Chaque matin, le carnet est ouvert sur la table de la salle à manger. Un carnet quadrillé, le même depuis des années. A droite l’horloge, à gauche le figuier qui occupe toute la surface de la fenêtre. L’ordinateur est là, un fichier ouvert, prêt à prendre le relais lorsque la machine se sera mise en route, machine qui s’amorce à la main et à l’encre bleue. C’est d’abord une lutte contre les pensées intruses qui sont parfois si insistantes qu’elles tirent la tête vers l’arrière et qu’un mouvement brusque est alors nécessaire pour se dégager de leur emprise. Il faut au moins 3 pages dans le carnet pour ouvrir le passage, sortir les encombrants dit-elle. Ces derniers temps, les pages ne parlaient que de cela, de tout ce qui empêche, des obstacles qui sont décourageants, qui semblent insurmontables. Une végétation obstinée qu’il fallait élaguer chaque matin et que l’on retrouvait intacte le lendemain. Le temps manquait, et surtout la disponibilité, et les pages du matin s’étaient retrouvées réduites à cette chronique quotidienne de l’impuissance. Ce matin, j’écris ceci sur la table de la salle à manger, seule avec le tic tac de l’horloge et le bruissement du figuier. Dans ce qui semblait hier si fade, si banal ou si peu digne d’être écrit, des situations, des personnages s’ébauchent. Et l’étonement de voir briller un éclat inconnu dans ce qui était sans surprise. C’est une petite flamme encore fragile qu’il faut veiller à ne pas étouffer, mais quelque chose s’est remis en route. Des images de serpents de couleur taupe qui traversent la page, de troupeau de mots qui avancent tranquillement, de plumes de geai qui attendent d’être découvertes. Il est alors question d’un nouveau prologue qui raconterait comment elle a réussi à échapper à la bête tapie dans la jungle.

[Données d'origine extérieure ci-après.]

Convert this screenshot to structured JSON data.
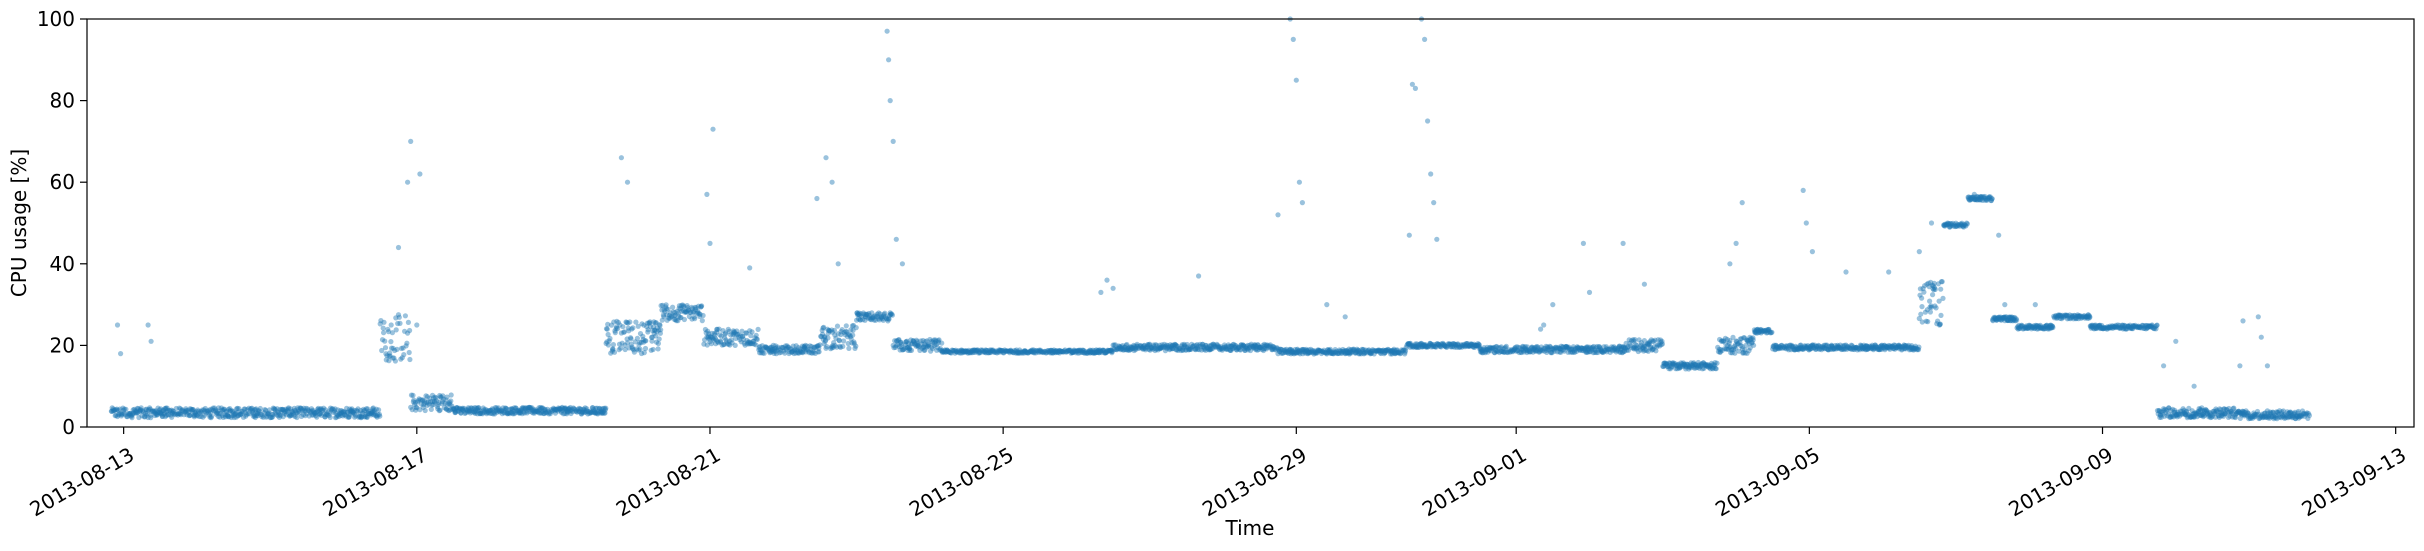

Il faut au moins 3 pages dans le carnet pour ouvrir le passage, sortir les encombrants dit-elle…
Et la surprise de voir briller un éclat inconnu dans ce qui était sans surprise. C’est une petite flamme encore fragile qu’il faut veiller à ne pas étouffer, mais quelque chose s’est remis en route.
Rien de plus : je ne voudrais pas étouffer la petite flamme… 🙂
merci beaucoup pour votre lecture et votre bienveillance, c’est très précieux.
Un texte qui me parle entre fragilité, encombrements et cette petite flamme. Il faut une sacrée dose de désir pour écrire. Y compris pour écrire sa résistance, ses empêchements à écrire… Une obstination à la mesure de cette végétation envahissante. Je suis touchée. Merci
merci Françoise, vos mots me touchent beaucoup
« Ce matin, j’écris ceci sur la table de la salle à manger, seule avec le tic tac de l’horloge et le bruissement du figuier. Dans ce qui semblait hier si fade, si banal ou si peu digne d’être écrit, des situations, des personnages s’ébauchent. Et la surprise de voir briller un éclat inconnu dans ce qui était sans surprise. »
La générosité du figuier et de ses fruits à coeur de flamme est une rivale bien inoffensive, elle indique même la possibilité de boutures pour l’écriture à replanter plus loin, plus au large du malaise des « encombrants ». L’horloge est une rivale aussi mais on peut arrêter le tic tac du balancier. La couleur taupe est très belle mêlée aux autres dans le décor, mais pour qui donc sont ces serpents qui grouillent sur votre tête ?
merci pour votre lecture attentive Marie-Thérèse. les serpents sont une réminiscence d’un texte écrit lors d’un précédent atelier (Pousser la langue) dans lequel le marque page de mon cahier devenait un serpent de couleur taupe. mais votre question amène aussi d’autres images.
intéressant, une ouverture qui emmène vers un nouveau paysage, on pourrait presque imaginer qu’alors qu’elle s’obstine à élaguer une végétation imaginaire, une végétation réelle et une nouvelle faune viennent envahir le bureau
Merci infiniment pour ce texte qui donne du courage. Ca vaut le coup ces « trois pages » si on y débusque un « serpent de couleur taupe » et si la « végétation obstinée » finit par devenir « jungle »…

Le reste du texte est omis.